Monday, March 4, 2013

Battle of Bagger's Crossroads

After the Confederate defeat on the Nishnabotna River Part I and Part II the Rebs fell back attempting to establish a blocking position at Bagger's Crossroads behind some prepared positions.  A fresh division of 18 regiments plus five regiments from the previous battle with three batteries were attempting to stand against 36 Yankee regiments with nine batteries.  With the losses from the previous battle the Reb regiments were generally larger than their Yankee counterparts, but the advantage in artillery was huge.

Playing the long way on a 6 x 9' table the Rebs were instructed to fight and hold as long as possible but not fight to the last.  Works are medium, dark fields are firm footing (clear) while the others are tall crops and broken ground.

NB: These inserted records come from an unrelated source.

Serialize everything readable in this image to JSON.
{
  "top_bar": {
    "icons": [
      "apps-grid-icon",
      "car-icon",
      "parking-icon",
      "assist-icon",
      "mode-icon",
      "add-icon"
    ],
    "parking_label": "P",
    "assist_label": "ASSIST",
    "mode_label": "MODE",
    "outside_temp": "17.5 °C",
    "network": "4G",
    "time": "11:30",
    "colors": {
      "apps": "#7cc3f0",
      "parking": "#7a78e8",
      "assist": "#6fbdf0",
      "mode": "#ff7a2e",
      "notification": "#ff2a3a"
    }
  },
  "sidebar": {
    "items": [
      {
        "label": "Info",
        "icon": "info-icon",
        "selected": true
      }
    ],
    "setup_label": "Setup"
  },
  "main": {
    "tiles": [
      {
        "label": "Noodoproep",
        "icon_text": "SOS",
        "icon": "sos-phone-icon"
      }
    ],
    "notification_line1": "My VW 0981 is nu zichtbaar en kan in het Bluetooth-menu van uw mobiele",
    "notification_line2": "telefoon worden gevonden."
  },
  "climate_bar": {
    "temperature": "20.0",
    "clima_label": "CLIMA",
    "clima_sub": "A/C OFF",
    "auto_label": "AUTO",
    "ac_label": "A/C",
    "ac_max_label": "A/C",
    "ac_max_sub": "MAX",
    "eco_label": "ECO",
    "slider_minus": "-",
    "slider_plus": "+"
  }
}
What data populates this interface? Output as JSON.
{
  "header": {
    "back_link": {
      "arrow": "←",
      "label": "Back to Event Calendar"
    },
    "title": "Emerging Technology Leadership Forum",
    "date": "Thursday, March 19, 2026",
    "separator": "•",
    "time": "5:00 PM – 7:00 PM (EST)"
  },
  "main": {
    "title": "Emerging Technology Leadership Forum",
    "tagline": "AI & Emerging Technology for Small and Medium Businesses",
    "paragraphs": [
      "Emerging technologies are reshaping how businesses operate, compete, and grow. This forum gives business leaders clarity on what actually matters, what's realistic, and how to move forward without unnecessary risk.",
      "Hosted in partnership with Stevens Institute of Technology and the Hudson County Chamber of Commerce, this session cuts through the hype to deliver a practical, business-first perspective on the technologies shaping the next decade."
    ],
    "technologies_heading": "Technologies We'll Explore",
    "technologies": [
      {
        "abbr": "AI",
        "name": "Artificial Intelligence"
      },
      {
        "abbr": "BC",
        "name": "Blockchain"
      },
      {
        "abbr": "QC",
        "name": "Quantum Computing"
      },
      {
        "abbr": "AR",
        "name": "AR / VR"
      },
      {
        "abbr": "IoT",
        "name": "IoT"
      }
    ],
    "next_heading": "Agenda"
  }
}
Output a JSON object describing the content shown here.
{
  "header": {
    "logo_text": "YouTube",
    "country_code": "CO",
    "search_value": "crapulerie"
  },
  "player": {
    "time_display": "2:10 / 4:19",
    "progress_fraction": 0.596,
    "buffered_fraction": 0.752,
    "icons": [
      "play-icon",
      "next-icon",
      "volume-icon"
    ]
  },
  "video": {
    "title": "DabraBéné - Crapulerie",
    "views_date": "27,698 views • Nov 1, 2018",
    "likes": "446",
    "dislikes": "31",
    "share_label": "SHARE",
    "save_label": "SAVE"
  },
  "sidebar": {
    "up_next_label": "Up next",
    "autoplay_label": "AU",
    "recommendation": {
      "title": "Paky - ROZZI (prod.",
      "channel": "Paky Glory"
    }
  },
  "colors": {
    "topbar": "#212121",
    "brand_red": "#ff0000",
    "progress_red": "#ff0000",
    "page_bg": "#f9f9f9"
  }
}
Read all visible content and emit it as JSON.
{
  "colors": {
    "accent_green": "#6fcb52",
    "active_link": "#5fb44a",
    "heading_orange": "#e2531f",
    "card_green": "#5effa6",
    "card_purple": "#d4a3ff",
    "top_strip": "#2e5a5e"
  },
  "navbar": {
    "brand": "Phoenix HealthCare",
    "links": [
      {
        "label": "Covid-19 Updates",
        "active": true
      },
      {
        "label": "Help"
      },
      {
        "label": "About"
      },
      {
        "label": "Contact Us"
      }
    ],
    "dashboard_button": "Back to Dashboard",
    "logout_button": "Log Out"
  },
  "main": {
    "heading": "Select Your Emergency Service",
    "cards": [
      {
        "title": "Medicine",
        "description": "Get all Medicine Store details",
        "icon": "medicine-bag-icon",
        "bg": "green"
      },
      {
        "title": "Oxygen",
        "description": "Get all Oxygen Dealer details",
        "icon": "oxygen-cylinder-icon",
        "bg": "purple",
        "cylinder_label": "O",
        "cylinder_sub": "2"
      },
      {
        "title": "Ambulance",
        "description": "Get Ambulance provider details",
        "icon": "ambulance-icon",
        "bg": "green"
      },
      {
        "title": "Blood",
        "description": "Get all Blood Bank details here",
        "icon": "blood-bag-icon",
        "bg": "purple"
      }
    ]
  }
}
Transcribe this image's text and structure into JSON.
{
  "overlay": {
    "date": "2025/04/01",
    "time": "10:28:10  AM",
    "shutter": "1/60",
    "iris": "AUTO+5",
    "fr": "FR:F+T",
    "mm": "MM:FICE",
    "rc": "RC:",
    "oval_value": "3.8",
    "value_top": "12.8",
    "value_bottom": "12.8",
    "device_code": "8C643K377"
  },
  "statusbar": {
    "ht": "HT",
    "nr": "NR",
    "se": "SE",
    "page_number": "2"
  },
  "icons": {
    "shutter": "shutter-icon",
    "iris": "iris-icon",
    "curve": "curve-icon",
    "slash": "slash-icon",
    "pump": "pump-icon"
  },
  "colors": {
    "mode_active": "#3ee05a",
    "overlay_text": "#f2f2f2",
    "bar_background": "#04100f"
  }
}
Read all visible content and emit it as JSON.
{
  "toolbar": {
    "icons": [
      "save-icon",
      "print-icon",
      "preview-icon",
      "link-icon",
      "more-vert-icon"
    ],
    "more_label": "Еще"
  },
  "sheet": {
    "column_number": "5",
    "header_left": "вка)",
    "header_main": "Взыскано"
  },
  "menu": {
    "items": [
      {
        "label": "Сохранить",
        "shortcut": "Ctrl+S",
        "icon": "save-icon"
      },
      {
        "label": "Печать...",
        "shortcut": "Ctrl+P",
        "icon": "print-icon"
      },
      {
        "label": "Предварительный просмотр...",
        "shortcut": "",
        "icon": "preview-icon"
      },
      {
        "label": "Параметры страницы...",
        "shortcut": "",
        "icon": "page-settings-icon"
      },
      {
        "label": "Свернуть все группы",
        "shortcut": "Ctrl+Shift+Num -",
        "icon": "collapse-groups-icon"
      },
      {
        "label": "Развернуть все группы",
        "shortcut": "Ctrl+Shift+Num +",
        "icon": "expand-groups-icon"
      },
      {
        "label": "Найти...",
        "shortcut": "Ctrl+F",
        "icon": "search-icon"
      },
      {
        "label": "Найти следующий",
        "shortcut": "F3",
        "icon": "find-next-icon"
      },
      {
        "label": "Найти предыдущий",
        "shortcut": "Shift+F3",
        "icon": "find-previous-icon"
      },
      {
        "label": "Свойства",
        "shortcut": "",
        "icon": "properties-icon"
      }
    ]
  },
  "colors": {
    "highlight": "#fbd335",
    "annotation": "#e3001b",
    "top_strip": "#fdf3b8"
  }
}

With three divisions the plan was to push hard on our left and center, and use the right to tie up and perhaps cut off the lead Reb brigade.  Despite moving forward in column for as long as it was safe the Yanks were unable to prevent the two marching brigades from plugging a hole in the line and establishing a tenuous second line.  On the Yankee right the Rebs skillfully extracted themselves with minimal damage to form a more or less continuous line.

As this reporter commanded Absalom Baird's division on the left I can give the most details there.  Reminiscent of the cartoon in the rule book, my first shot with artillery was "boxcars" to run myself out of ammunition, and next turn got the exact same result with another battery.  Sigh....  Needing to do this the old fashioned way and trusting that the Rebs could not get too aggressive, we combined some first fires followed by passage of lines to continue the advance.  Three successes and three disorders.  The center, spearheaded by Zouaves made progress until running up to the works.  Sensing attacking at 1:1 odds would be a bloodbath, they maintained the pressure without pressing the issue.

On the right progress was steady if slow as the Rebs were pushed back and the works on the hill facing attackers on two sides.  Meanwhile on the left, Brigadier Starkweather led a charge at the head of the 10th Wisconsin while General Baird himself led charges by the 21st Wisconsin and 38th Indiana.  A third charge also rolled forward at the same time as the newly reordered troops advanced behind.

The Rebs being as a disadvantage (down a stand or in one case shaken) could not hold and as they fell back caused some disruption in the second line.  Brigadier Starkweather, as he waved his men forward was struck down.  The 21st WI, in a scene reminiscent of the end of Glory, paused exhausted from their charge atop the hill, only to see a fresh mass of Rebs that opened fire from hasty works and completely eliminated the gallant group.

Still, the line had been pried open and more Yankees charged forward on the left.  Although almost all of the entire Rebel 2nd line had thrown up hasty works, once flanked they didn't help.  In the center two brigades lurked, ready to exploit any movement by the Rebs, while on the right the Yanks finally got into the position they wanted to be able to charge. 

A heroic supported charge threw back the works defender and its supporting unit and the followup created a massive melee as the Rebs would not yield the position without blood. And there was plenty as a crappy dice roll against a huge roll meant the both Reb regiments disappeared in the first round of melee.  Back on the left, an out-of-control charge ended up behind the other works and two Reb batteries with a flag and Confederate brigadier in tow.  One of the Union batteries, having replenished their ammunition, rolled down to where they could enfilade the Confederate works, and just like that a nail-biter saw a Reb collapse. 

After the battle, General George Thomas was heard to ask for a map and comment, "I hear Atlanta is nice this time of year."  "......Recalculating....."


1 comment:

  1. Great battle report and - in particular - the detailed battlefield set is fascinating! All over hedges, fences and chaos - realistic! Thanks for sharing!